For his part, Sloan believes numerous people in the district office knew about Keene’s report and that the district had made false charges against him, but kept quiet about it.

What now? The school board has changed. Of the four men who voted against Sloan, Steve O’Bryan and Anthony Watts have been voted out of office, leaving only Rick Rees and Rick Anderson on the board. (Scott Huber, the lone trustee who supported Sloan, chose not to run again.)

Of the three new members, two—Andrea Lerner Thompson and Jann Reed—have expressed concern about the way the matter was handled and whether Sloan was treated fairly. Kathy Kaiser, the fifth member of the board, hasn’t said much about it.

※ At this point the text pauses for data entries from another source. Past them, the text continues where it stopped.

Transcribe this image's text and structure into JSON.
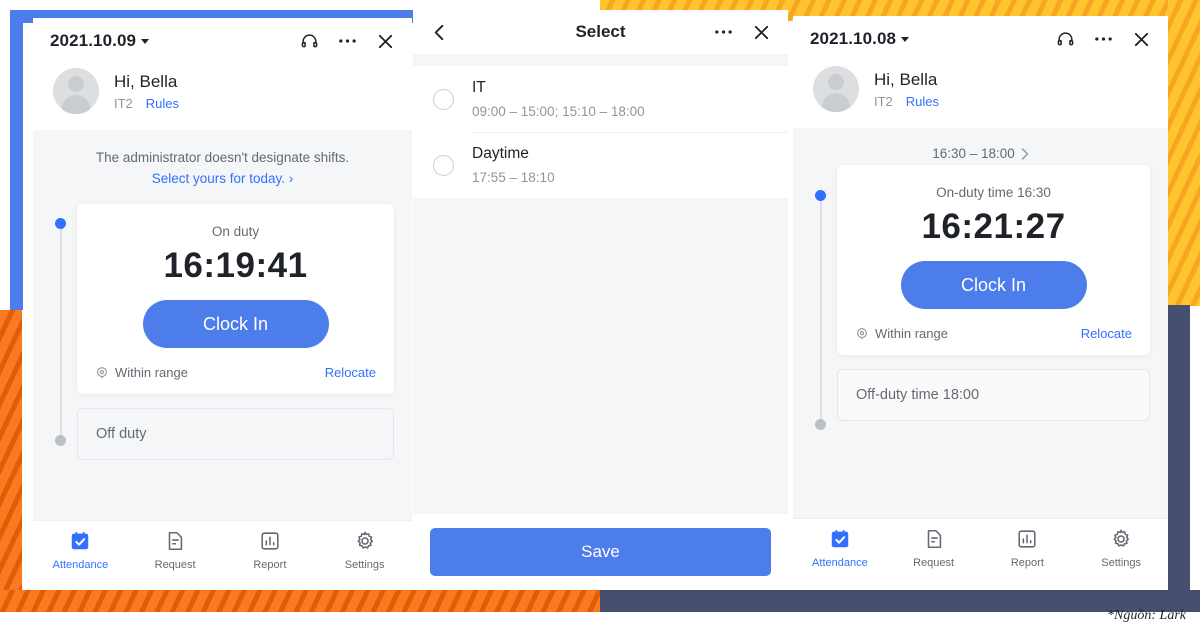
{
  "decor": {
    "blue": "#4c7dea",
    "yellow": "#ffc42e",
    "orange": "#fb7a1e",
    "navy": "#464f6e"
  },
  "footer": {
    "credit": "*Nguồn: Lark"
  },
  "panel1": {
    "topbar": {
      "date": "2021.10.09",
      "icons": [
        "headset-icon",
        "more-icon",
        "close-icon"
      ]
    },
    "profile": {
      "greeting": "Hi, Bella",
      "department": "IT2",
      "rules_link": "Rules",
      "avatar": "avatar"
    },
    "notice": {
      "line1": "The administrator doesn't designate shifts.",
      "line2": "Select yours for today. ›"
    },
    "clock_card": {
      "label": "On duty",
      "time": "16:19:41",
      "button": "Clock In",
      "location_status": "Within range",
      "relocate": "Relocate"
    },
    "offduty": {
      "label": "Off duty"
    },
    "tabs": [
      {
        "label": "Attendance",
        "icon": "calendar-check-icon",
        "active": true
      },
      {
        "label": "Request",
        "icon": "document-icon",
        "active": false
      },
      {
        "label": "Report",
        "icon": "bar-chart-icon",
        "active": false
      },
      {
        "label": "Settings",
        "icon": "gear-icon",
        "active": false
      }
    ]
  },
  "panel2": {
    "topbar": {
      "back": "back-icon",
      "title": "Select",
      "icons": [
        "more-icon",
        "close-icon"
      ]
    },
    "options": [
      {
        "name": "IT",
        "hours": "09:00 – 15:00; 15:10 – 18:00",
        "selected": false
      },
      {
        "name": "Daytime",
        "hours": "17:55 – 18:10",
        "selected": false
      }
    ],
    "save_button": "Save"
  },
  "panel3": {
    "topbar": {
      "date": "2021.10.08",
      "icons": [
        "headset-icon",
        "more-icon",
        "close-icon"
      ]
    },
    "profile": {
      "greeting": "Hi, Bella",
      "department": "IT2",
      "rules_link": "Rules",
      "avatar": "avatar"
    },
    "shift_range": "16:30 – 18:00",
    "clock_card": {
      "label": "On-duty time 16:30",
      "time": "16:21:27",
      "button": "Clock In",
      "location_status": "Within range",
      "relocate": "Relocate"
    },
    "offduty": {
      "label": "Off-duty time 18:00"
    },
    "tabs": [
      {
        "label": "Attendance",
        "icon": "calendar-check-icon",
        "active": true
      },
      {
        "label": "Request",
        "icon": "document-icon",
        "active": false
      },
      {
        "label": "Report",
        "icon": "bar-chart-icon",
        "active": false
      },
      {
        "label": "Settings",
        "icon": "gear-icon",
        "active": false
      }
    ]
  }
}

In the meantime, a number of district employees who may have assisted Brown in making false accusations against Sloan continue to work in the district office and draw salaries.

For his part, Sloan hopes this new board will authorize an internal investigation of the kind he has long sought. The people who engaged in this misconduct need to be identified and held accountable, he says. He’d also like an apology for himself and his staff and his job back, or one like it. And he thinks Frank Thompson, whose only fault was that he worked for Jeff Sloan, should also be given back his job—with an apology.

“I didn’t have a choice,” Sloan said. “I had to fight this, because I knew no one on my staff had ever done a single deliberate misuse of anything.”